Now that the Financial Conduct Authority (FCA) has announced a £7.5bn redress scheme for customers who were mis-sold car finance, up to 12 million car buyers could be owed compensation. But that also means there will be scammers out to prey on unsuspecting consumers with promises of easy money.
As part of the scheme, lenders will be required to contact eligible customers who have not already lodged claims. To help streamline the scheme and reduce costs to lenders, the FCA has dropped a previously planned requirement for lenders to use recorded delivery letters, and will now allow ‘a range of communication channels’ instead. But that opens the door for scammers posing as lenders to catch out unwary customers.
Anyone receiving a phone call, text message or email about potential car finance compensation should immediately be suspicious. Do not give out any personal information – end the call, do not reply to the email or click on any links in the email, and do not call any phone number that claims to be from your lender.

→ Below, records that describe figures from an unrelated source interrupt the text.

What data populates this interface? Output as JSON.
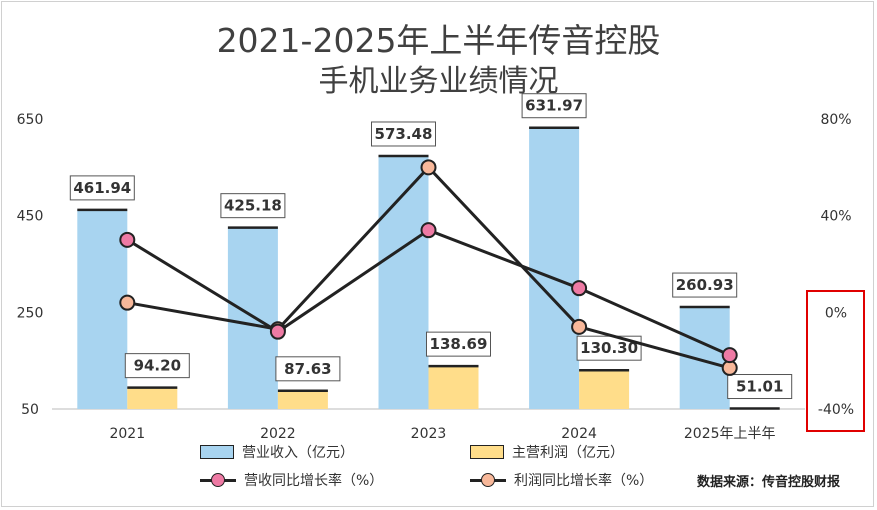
{
  "chart_data": {
    "type": "bar",
    "title": "2021-2025年上半年传音控股",
    "subtitle": "手机业务业绩情况",
    "categories": [
      "2021",
      "2022",
      "2023",
      "2024",
      "2025年上半年"
    ],
    "series": [
      {
        "name": "营业收入（亿元）",
        "kind": "bar",
        "axis": "left",
        "values": [
          461.94,
          425.18,
          573.48,
          631.97,
          260.93
        ],
        "labels": [
          "461.94",
          "425.18",
          "573.48",
          "631.97",
          "260.93"
        ]
      },
      {
        "name": "主营利润（亿元）",
        "kind": "bar",
        "axis": "left",
        "values": [
          94.2,
          87.63,
          138.69,
          130.3,
          51.01
        ],
        "labels": [
          "94.20",
          "87.63",
          "138.69",
          "130.30",
          "51.01"
        ]
      },
      {
        "name": "营收同比增长率（%）",
        "kind": "line",
        "axis": "right",
        "values": [
          30,
          -8,
          34,
          10,
          -17.7
        ]
      },
      {
        "name": "利润同比增长率（%）",
        "kind": "line",
        "axis": "right",
        "values": [
          4,
          -7,
          60,
          -6,
          -23
        ]
      }
    ],
    "y_left": {
      "min": 50,
      "max": 650,
      "ticks": [
        "650",
        "450",
        "250",
        "50"
      ],
      "tick_values": [
        650,
        450,
        250,
        50
      ]
    },
    "y_right": {
      "min": -40,
      "max": 80,
      "ticks": [
        "80%",
        "40%",
        "0%",
        "-40%"
      ],
      "tick_values": [
        80,
        40,
        0,
        -40
      ]
    },
    "grid": false,
    "legend_position": "bottom",
    "source": "数据来源：传音控股财报"
  },
  "colors": {
    "revenue_bar": "#a8d4f0",
    "profit_bar": "#ffdd8a",
    "revenue_growth_dot": "#ee7aa4",
    "profit_growth_dot": "#f8b89a",
    "line": "#222222",
    "highlight_box": "#e00000"
  }
}
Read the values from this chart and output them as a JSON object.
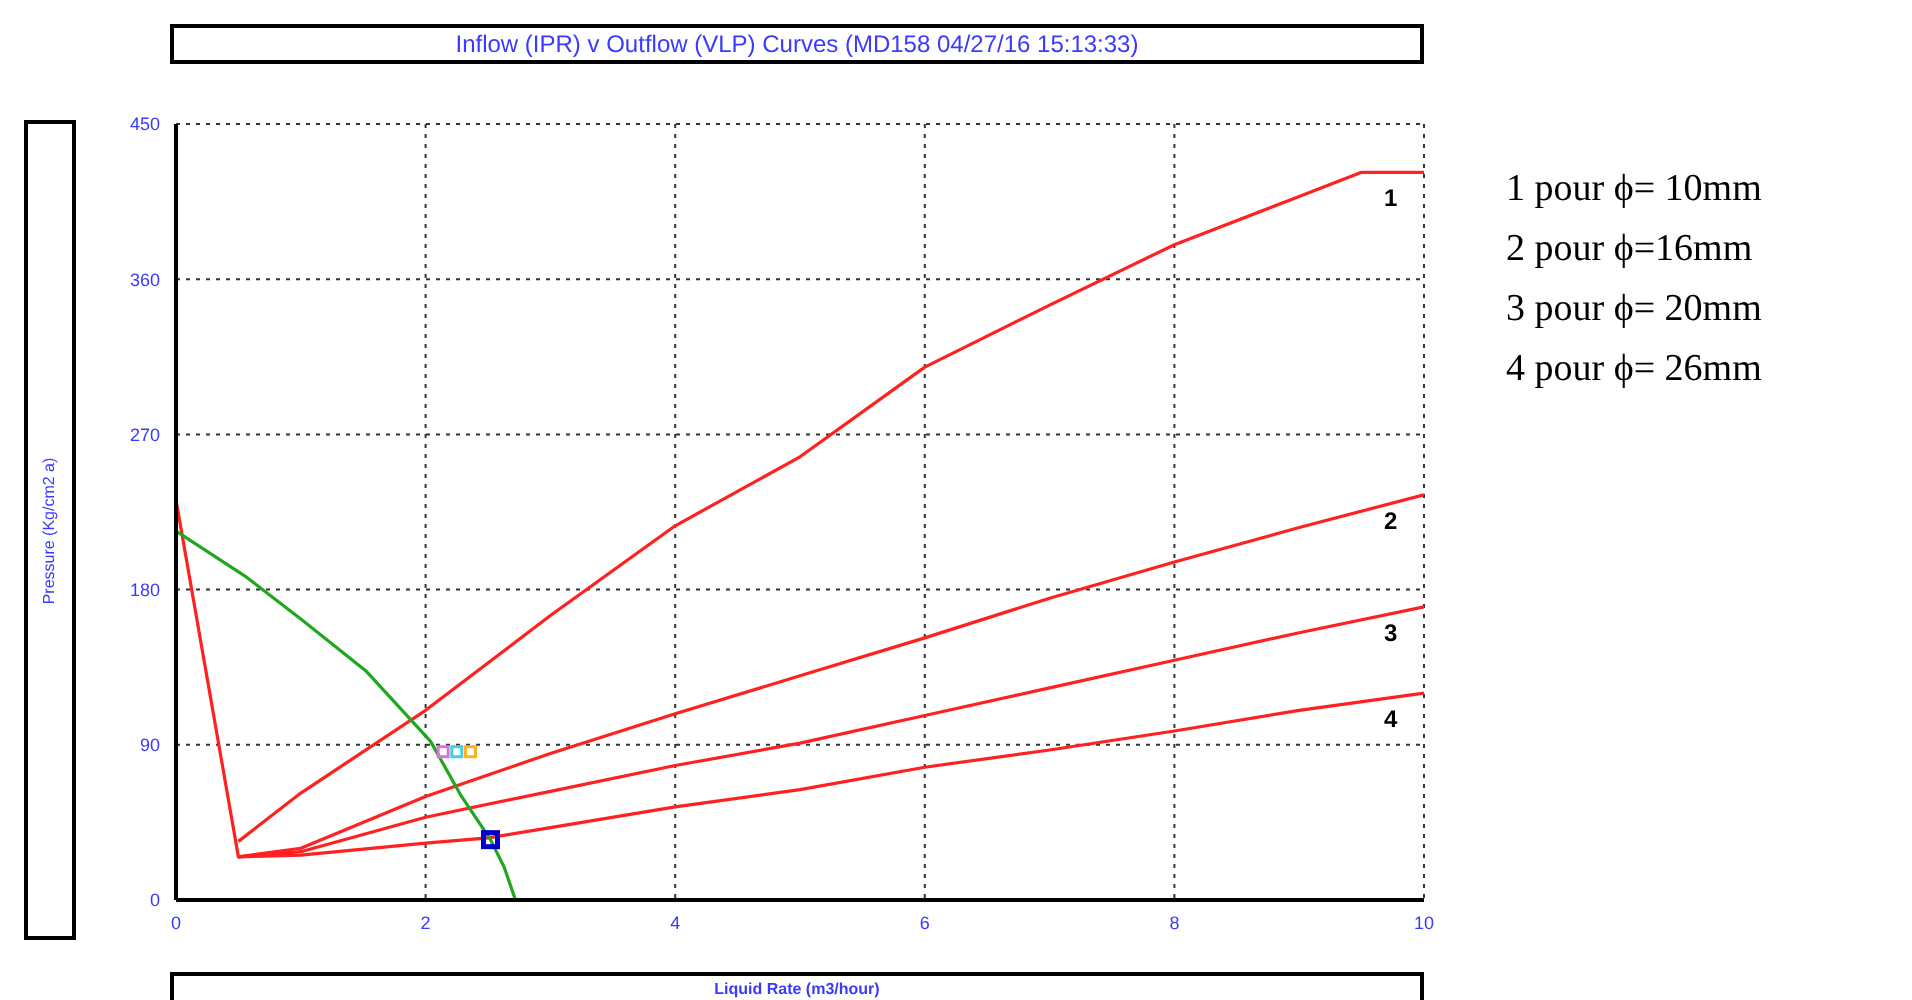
{
  "chart_data": {
    "type": "line",
    "title": "Inflow (IPR) v Outflow (VLP) Curves (MD158 04/27/16 15:13:33)",
    "xlabel": "Liquid Rate  (m3/hour)",
    "ylabel": "Pressure  (Kg/cm2 a)",
    "xlim": [
      0,
      10
    ],
    "xticks": [
      0,
      2,
      4,
      6,
      8,
      10
    ],
    "ylim": [
      0,
      450
    ],
    "yticks": [
      0,
      90,
      180,
      270,
      360,
      450
    ],
    "grid": true,
    "legend": false,
    "marker": "none",
    "line_style": "solid",
    "series": [
      {
        "name": "1",
        "color": "#ff2020",
        "x": [
          0.5,
          1,
          2,
          3,
          4,
          5,
          6,
          7,
          8,
          9,
          9.5,
          10
        ],
        "values": [
          34,
          62,
          110,
          165,
          217,
          257,
          309,
          345,
          380,
          408,
          422,
          422
        ]
      },
      {
        "name": "2",
        "color": "#ff2020",
        "x": [
          0.5,
          1,
          2,
          3,
          4,
          5,
          6,
          7,
          8,
          9,
          10
        ],
        "values": [
          25,
          30,
          60,
          85,
          108,
          130,
          152,
          175,
          196,
          216,
          235
        ]
      },
      {
        "name": "3",
        "color": "#ff2020",
        "x": [
          0.5,
          1,
          2,
          3,
          4,
          5,
          6,
          7,
          8,
          9,
          10
        ],
        "values": [
          25,
          28,
          48,
          63,
          78,
          91,
          107,
          123,
          139,
          155,
          170
        ]
      },
      {
        "name": "4",
        "color": "#ff2020",
        "x": [
          0,
          0.5,
          1,
          2,
          2.5,
          3,
          4,
          5,
          6,
          7,
          8,
          9,
          10
        ],
        "values": [
          232,
          25,
          26,
          33,
          36,
          42,
          54,
          64,
          77,
          87,
          98,
          110,
          120
        ]
      },
      {
        "color": "#1fa81f",
        "x": [
          0,
          0.55,
          1,
          1.52,
          2.04,
          2.28,
          2.52,
          2.63,
          2.72
        ],
        "values": [
          214,
          188,
          163,
          133,
          92,
          61,
          35,
          19,
          0
        ]
      },
      {
        "type": "scatter",
        "color": "#0000cc",
        "marker": "square",
        "x": [
          2.52
        ],
        "values": [
          35
        ]
      },
      {
        "type": "scatter",
        "marker": "square",
        "colors": [
          "#e070e0",
          "#40d0e0",
          "#ffb020"
        ],
        "x": [
          2.14,
          2.25,
          2.36
        ],
        "values": [
          86,
          86,
          86
        ]
      }
    ],
    "annotations": [
      "1 pour ϕ= 10mm",
      "2 pour ϕ=16mm",
      "3 pour ϕ= 20mm",
      "4 pour ϕ= 26mm"
    ]
  }
}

You can then contact your lender yourself and in your own time, and the best way to guarantee that you’re talking to the genuine lender is to check their contact details on the FCA website, or by calling the FCA’s scams helpline (0800 111 6768), before calling, emailing or filling in any online forms.
The FCA has given lenders clear instructions on how to handle customer claims, deadlines to respond to customer claims and deadlines to contact customers who may be eligible for compensation. You don’t need to pay any company to handle your compensation claim on your behalf. You are entitled to join a class action or engage a claims management company to act on your behalf if you wish, and they may claim that they could earn you more money than by using the free FCA process, but the FCA is advising against this and so are we. The FCA’s free claims process is designed to ensure that eligible customers get fairly compensated for any losses.
Customers have until August 2027 to lodge a car finance claim, so we are going to see a lot of news coverage and a lot of advertising from claims management firms for the next 18 months or so. But that also means that there will be plenty of scammers around over that same period, so customers need to beware.